ONE of the hottest programs on German television today is a show that is all too familiar to American audiences. With their voices dubbed into German, the Bundy family - from the Fox sitcom "Married ... With Children" - has quickly achieved the status of a cult.

Many cities have formed Bundy fan clubs. Restaurants and nightclubs sponsor "Bundy nights," featuring hours of commercial-free videos of the show.

The dysfunctional band of characters on the sitcom, who mercilessly flout the behavioral norms of happy television families, have found a sympathetic audience in the land that invented the word schadenfreude ("joy at another's misfortune").

"This family can't live together, but they can't live without each other," says a Berlin television producer. "I think that's a situation that many people know in their private lives, too."

People empathize with the plight of the Bundys, especially the family's hapless shoe-salesman father, Al. In the German magazine "Der Spiegel," doctoral student Fred Rolbe dubbed Al Bundy a "modern-day Sisyphus" who is "surrounded by a senseless world, hit with every odious fate, but - despite everything - he never gives up."

One of the country's new private TV channels, RTL, began broadcasts last spring using the German-language title "Eine Schrecklich Nette Familie," which translates directly as "A Terribly Nice Family." The show became an instant hit, even though it aired on weeknights at 1 a.m.

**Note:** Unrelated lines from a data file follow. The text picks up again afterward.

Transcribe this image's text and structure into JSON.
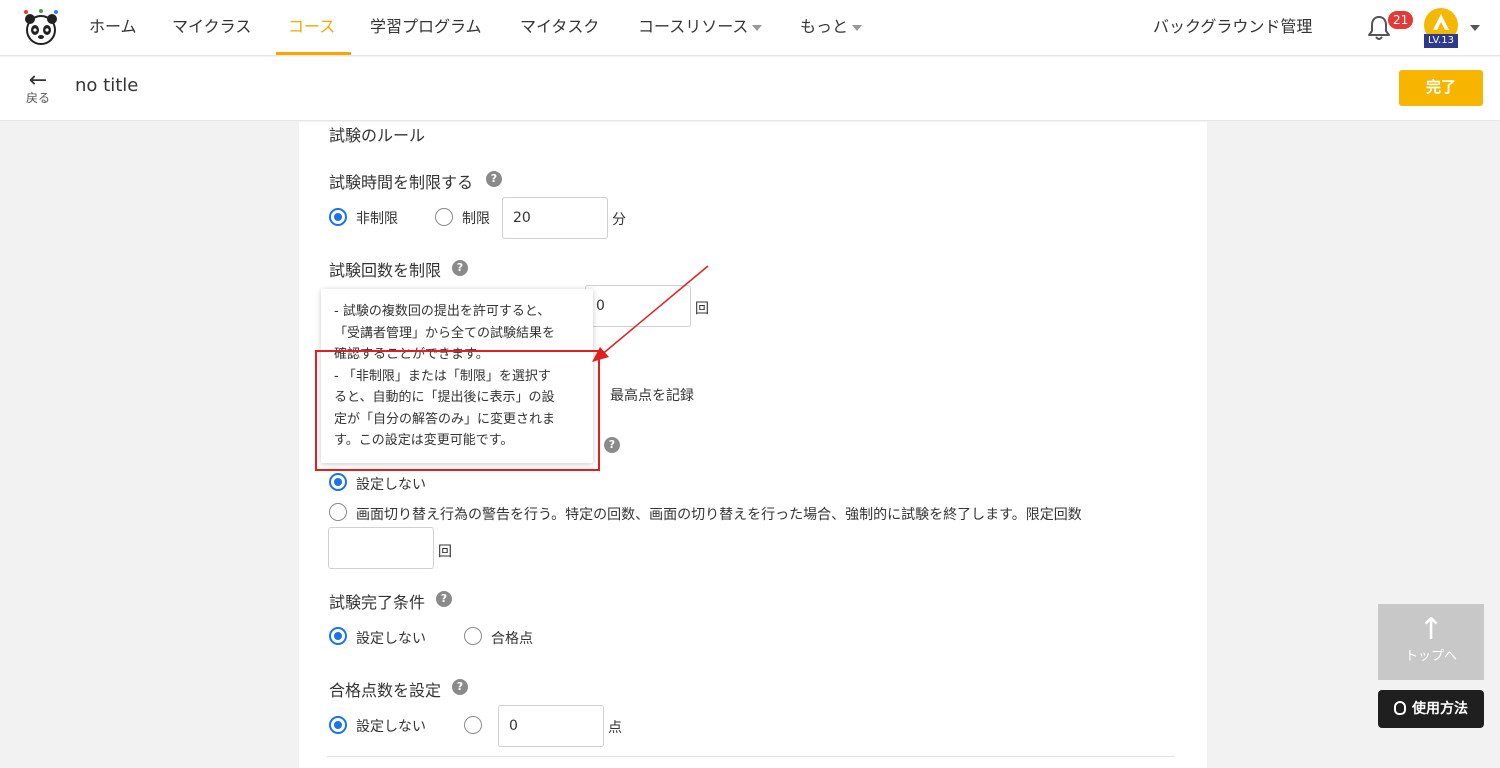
{
  "nav": {
    "items": [
      {
        "label": "ホーム"
      },
      {
        "label": "マイクラス"
      },
      {
        "label": "コース"
      },
      {
        "label": "学習プログラム"
      },
      {
        "label": "マイタスク"
      },
      {
        "label": "コースリソース"
      },
      {
        "label": "もっと"
      }
    ],
    "active_index": 2,
    "background_admin": "バックグラウンド管理",
    "notification_count": "21",
    "level": "LV.13",
    "accent_color": "#f7a600"
  },
  "subbar": {
    "back_label": "戻る",
    "title": "no title",
    "done_label": "完了"
  },
  "exam": {
    "section_title": "試験のルール",
    "time_limit": {
      "title": "試験時間を制限する",
      "option_unlimited": "非制限",
      "option_limited": "制限",
      "value": "20",
      "unit": "分"
    },
    "attempt_limit": {
      "title": "試験回数を制限",
      "value": "0",
      "unit": "回",
      "record_option": "最高点を記録"
    },
    "tooltip": {
      "text": "- 試験の複数回の提出を許可すると、\n「受講者管理」から全ての試験結果を\n確認することができます。\n- 「非制限」または「制限」を選択す\nると、自動的に「提出後に表示」の設\n定が「自分の解答のみ」に変更されま\nす。この設定は変更可能です。"
    },
    "screen_switch": {
      "option_none": "設定しない",
      "option_warn": "画面切り替え行為の警告を行う。特定の回数、画面の切り替えを行った場合、強制的に試験を終了します。限定回数",
      "value": "",
      "unit": "回"
    },
    "completion": {
      "title": "試験完了条件",
      "option_none": "設定しない",
      "option_pass": "合格点"
    },
    "pass_score": {
      "title": "合格点数を設定",
      "option_none": "設定しない",
      "value": "0",
      "unit": "点"
    }
  },
  "floating": {
    "to_top": "トップへ",
    "howto": "使用方法"
  }
}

"We had a lot of spectators at night," says Robert Florin, at RTL's headquarters in Cologne. "It always went close to a million. That's good ratings for a time like that." In December, RTL began a second daily broadcast at 5:30 p.m.

Some people see the popularity of "Married ... With Children" as part of a new trend in German television-viewing habits.

"German viewers go to bed early," says Mr. Florin, "they don't stay up that long. But in the last year there has been a change in the habits of the viewers. They prefer laughing and they prefer watching sitcoms."

This month, RTL is to begin broadcasting a knock-off version of the sitcom shot by a Berlin film company using German actors. The new show, "Hilfe, Meine Familie Spinnt!" ("Help, My Family Is Crazy!"), features the Jupp Strunk family in a middle-class suburb of Cologne. Many of the scripts have been adapted from episodes of the American show, using local writers.